TAKE it from me, life as a single woman is not a life: it's a plight.

Days are spent bombarded by images of content couples and cherubic babies while nights are spent weeping soundlessly across the barren tundra of your bed, empty like your useless, treacherous womb. Yeah, right. Bolick to that. Kate Bolick, that is.

Last month Ms Bolick published an article in The Atlantic offering the insight that many modern women will not marry.

It's taken Bolick nigh-on 20 years to work out she might not get married and will have to come to terms with it. So, her life's work is realising she'd better start living. No wonder single women get a bad name. And bad name they get.

Every year, without fail, comes one of these profound memoirs into the plight of the single female. Last year was Lori Gottlieb's Marry Him: The Case for Settling for Mr Good Enough, which was a backlash against the trend of girls being raised to think they're princesses available only for Prince Charming. My favourite was Tracy McMillan's Why You're Not Married (first reason? You're a bitch), which I thought was fabulous but caused outrage from women who inadvertently showed the reason they aren't married is a lack of sense of humour.

My less profound but mildly more pithy take on such soul-searching articles is: so? So what if some women are single. Some men are single, what have they to say about that? Nothing, because these articles are often glossed with fine, near-sheer misandry.

Ms Bolick's observation that many modern women may not marry has caused a sensation showing that, oddly, the condition of single women is still something to cause curiosity and debate. But for a start, the millennium predictions forecast that by 2010, 40% of the population will be living a single life. Here we are doing just that. The real problem is that popular culture has failed to catch up with reality.

Films still show the single woman in all her tearful, lonely retro glory. Even the fantastic Bridesmaids this summer ended on an upnote because the heroine found a man. She still had no job and nowhere to live but, praise Jove, she had a man. Beautiful, rich, successful Jennifer Aniston and Cameron Diaz are lamented on the front of magazines for their tragic single lives.

My favourite tract on the single condition was entitled Even God is Single: (So Stop Giving Me A Hard Time). Although about 100 years old, the crie de coeur is ever relevant.

I am single because I am stubborn, self-sufficient and I find boyfriends stressful and time-consuming. It's not a badge of honour but at least I'm honest. The real question women, popular culture and, to some extent, politicians (Hullo, David Cameron, patron saint of marriage) should be asking is not, why are you single but why are you in a relationship?

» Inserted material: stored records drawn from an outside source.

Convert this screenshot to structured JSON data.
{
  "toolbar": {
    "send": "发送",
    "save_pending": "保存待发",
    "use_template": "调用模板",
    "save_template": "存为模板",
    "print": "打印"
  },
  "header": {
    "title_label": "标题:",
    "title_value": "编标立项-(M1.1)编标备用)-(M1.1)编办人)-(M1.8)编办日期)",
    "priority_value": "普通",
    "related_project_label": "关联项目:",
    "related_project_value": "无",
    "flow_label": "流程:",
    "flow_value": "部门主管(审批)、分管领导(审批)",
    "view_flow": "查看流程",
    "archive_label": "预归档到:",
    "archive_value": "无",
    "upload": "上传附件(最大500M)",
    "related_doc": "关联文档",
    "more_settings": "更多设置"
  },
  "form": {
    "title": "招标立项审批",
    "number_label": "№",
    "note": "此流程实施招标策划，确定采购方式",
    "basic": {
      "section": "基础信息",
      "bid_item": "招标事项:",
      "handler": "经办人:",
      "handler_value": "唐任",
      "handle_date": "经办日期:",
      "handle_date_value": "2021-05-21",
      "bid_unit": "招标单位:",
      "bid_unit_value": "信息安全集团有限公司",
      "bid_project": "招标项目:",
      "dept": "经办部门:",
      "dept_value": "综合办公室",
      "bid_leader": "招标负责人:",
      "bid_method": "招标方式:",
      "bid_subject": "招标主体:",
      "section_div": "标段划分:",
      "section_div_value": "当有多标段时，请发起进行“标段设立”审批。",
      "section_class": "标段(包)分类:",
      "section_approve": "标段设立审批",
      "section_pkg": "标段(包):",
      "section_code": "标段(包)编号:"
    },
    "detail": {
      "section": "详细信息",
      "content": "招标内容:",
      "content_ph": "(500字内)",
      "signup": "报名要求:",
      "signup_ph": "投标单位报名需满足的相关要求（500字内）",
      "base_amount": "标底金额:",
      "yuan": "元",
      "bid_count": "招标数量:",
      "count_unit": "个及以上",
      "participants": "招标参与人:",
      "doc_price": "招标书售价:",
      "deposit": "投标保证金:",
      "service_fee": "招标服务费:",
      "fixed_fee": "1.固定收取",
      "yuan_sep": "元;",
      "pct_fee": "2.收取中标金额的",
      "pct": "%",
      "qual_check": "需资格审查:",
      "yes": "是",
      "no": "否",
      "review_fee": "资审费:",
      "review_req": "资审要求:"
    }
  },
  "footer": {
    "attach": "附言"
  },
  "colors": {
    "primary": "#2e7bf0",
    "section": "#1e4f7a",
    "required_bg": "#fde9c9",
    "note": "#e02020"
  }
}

Let me pass you over to Phillip Larkin for a second, who said it more beautifully than I ever could: "two can live as stupidly as one". Instead of treating single women as social pariahs, treat them as the social service they are. As a single female I am the go-to girl among my friends for dog-sitting, cat-sitting and baby-sitting. I'm on call for help with sick people, broken-hearted people, people whose boyfriends are working away and find themselves facing down an empty evening.

Research shows single women are healthier, financially more robust and more social. Yes, there are women for whom the be-all and end-all is to find a man. Others want to stay single, others want to co-habit. Fine. It doesn't make such a headline-grabbing sentiment but the truth is, we're not a homogenous mass. Being single is neither gender's "fault" and in no way a fault. Now, please, for some acknowledgement of that.